The promised accuracy of SBAS has a number of applications in aviation, and not just the promise of cost-effective highly-accurate precision approaches for airports large and small, but also increasing airport capacity, Lockheed Martin Australia managing director for space Rod Drurytold media in July.
“You can stack aircraft a lot closer because you have more confidence in the precision and the accuracy that they’re receiving,” Drury noted.
Airservices Australia is just one of a number of Australian Government agencies observing the trial.

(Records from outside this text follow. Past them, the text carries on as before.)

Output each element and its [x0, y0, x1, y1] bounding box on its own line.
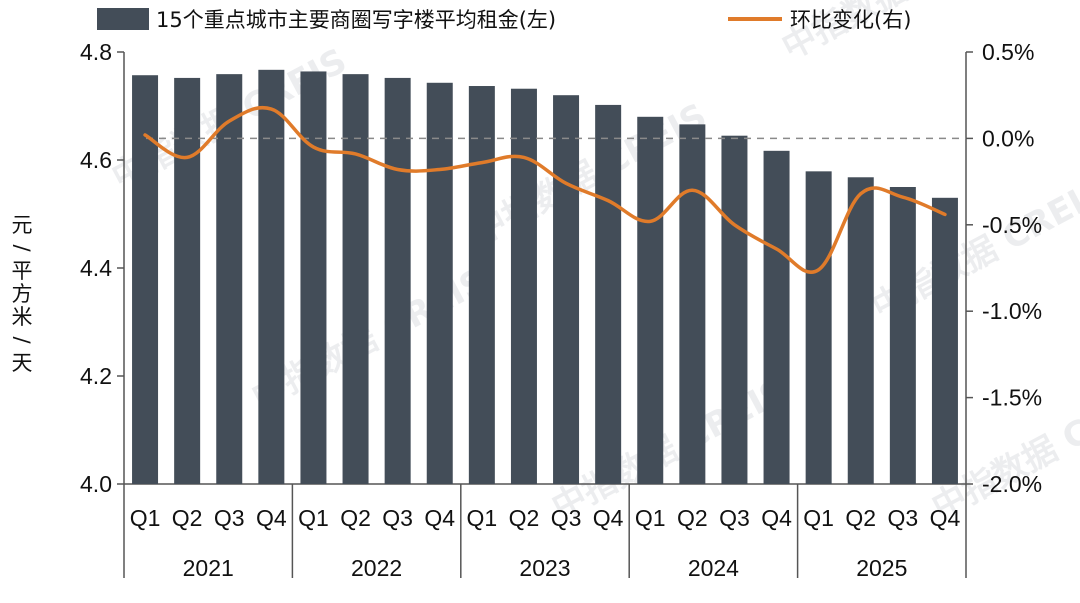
quarter-tick-label: Q1 [803, 505, 834, 531]
bar [300, 71, 327, 484]
quarter-tick-label: Q3 [214, 505, 245, 531]
quarter-tick-label: Q3 [719, 505, 750, 531]
quarter-tick-label: Q2 [677, 505, 708, 531]
bar [889, 187, 916, 484]
bar-series [132, 69, 958, 485]
bar [510, 88, 537, 484]
bar [595, 104, 622, 485]
year-label: 2024 [688, 555, 739, 581]
quarter-tick-label: Q4 [593, 505, 624, 531]
bar [384, 77, 411, 485]
bar [258, 69, 285, 484]
left-tick-label: 4.2 [80, 363, 112, 389]
left-tick-label: 4.0 [80, 471, 112, 497]
quarter-tick-label: Q3 [382, 505, 413, 531]
legend-bar-label: 15个重点城市主要商圈写字楼平均租金(左) [156, 8, 556, 32]
bar [679, 124, 706, 485]
bar [468, 86, 495, 485]
right-tick-label: 0.5% [982, 39, 1034, 65]
bar [426, 82, 453, 484]
quarter-tick-label: Q3 [551, 505, 582, 531]
bar [216, 74, 243, 484]
right-tick-label: -1.0% [982, 298, 1042, 324]
quarter-tick-label: Q1 [298, 505, 329, 531]
left-axis-title-char: / [10, 336, 34, 344]
left-axis-title: 元 / 平方米 / 天 [10, 213, 34, 375]
quarter-tick-label: Q4 [930, 505, 961, 531]
bar [553, 95, 580, 484]
quarter-tick-label: Q2 [172, 505, 203, 531]
bar [637, 116, 664, 485]
bar [342, 74, 369, 484]
quarter-tick-label: Q4 [424, 505, 455, 531]
legend-bar-swatch [97, 8, 149, 30]
bar [931, 197, 958, 485]
quarter-tick-label: Q4 [256, 505, 287, 531]
right-tick-label: 0.0% [982, 125, 1034, 151]
left-tick-label: 4.6 [80, 147, 112, 173]
left-axis-title-char: 米 [12, 305, 33, 329]
legend-line-label: 环比变化(右) [790, 8, 911, 32]
right-tick-label: -2.0% [982, 471, 1042, 497]
quarter-tick-label: Q1 [467, 505, 498, 531]
line-series [143, 105, 947, 274]
left-tick-label: 4.8 [80, 39, 112, 65]
bar [847, 177, 874, 484]
quarter-tick-label: Q2 [509, 505, 540, 531]
left-axis-title-char: 元 [12, 213, 33, 237]
right-tick-label: -0.5% [982, 212, 1042, 238]
quarter-tick-label: Q1 [635, 505, 666, 531]
bar [721, 135, 748, 484]
year-label: 2023 [519, 555, 570, 581]
axis-labels: 4.0 4.2 4.4 4.6 4.8 -2.0% -1.5% -1.0% -0.5% 0.0% 0… [10, 39, 1042, 581]
left-tick-label: 4.4 [80, 255, 112, 281]
watermark-text: 中指数据 CREIS [465, 96, 713, 253]
left-axis-title-char: / [10, 244, 34, 252]
quarter-tick-label: Q2 [340, 505, 371, 531]
quarter-tick-label: Q2 [845, 505, 876, 531]
bar [763, 150, 790, 484]
quarter-tick-label: Q3 [888, 505, 919, 531]
quarter-tick-label: Q1 [130, 505, 161, 531]
year-label: 2021 [183, 555, 234, 581]
legend: 15个重点城市主要商圈写字楼平均租金(左) 环比变化(右) [97, 8, 911, 32]
left-axis-title-char: 平 [12, 259, 33, 283]
bar [805, 171, 832, 484]
year-label: 2022 [351, 555, 402, 581]
left-axis-title-char: 天 [12, 351, 33, 375]
quarter-tick-label: Q4 [761, 505, 792, 531]
year-label: 2025 [856, 555, 907, 581]
bar [174, 77, 201, 485]
left-axis-title-char: 方 [12, 282, 33, 306]
watermark-text: 中指数据 CREIS [545, 371, 793, 528]
right-tick-label: -1.5% [982, 385, 1042, 411]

In its mature form the system would comprise “probably two or three” purpose-built ground stations across Australia, and a master control station. The Australian-developed SBAS promises not only greater accuracy than existing SBAS applications – the US Wide Area Augmentation System (or WAAS) typically provides better than one metre accuracy – but is a technology that could be easily implemented worldwide.
The trial would cover three SBAS technologies – first-generation SBAS that was turned on in June 2017, second-generation SBAS that was turned on in September 2017 and Precise Point Positioning, which was turned on in October 2017. It is the latter technology that provides navigational accuracy to within 10 centimetres.
Minister Canavan noted it was the first time anywhere in the world that second-generation SBAS signals have been transmitted.
Further, Australia was also the first country in the world to trial Precise Point Positioning corrections integrated into an SBAS service.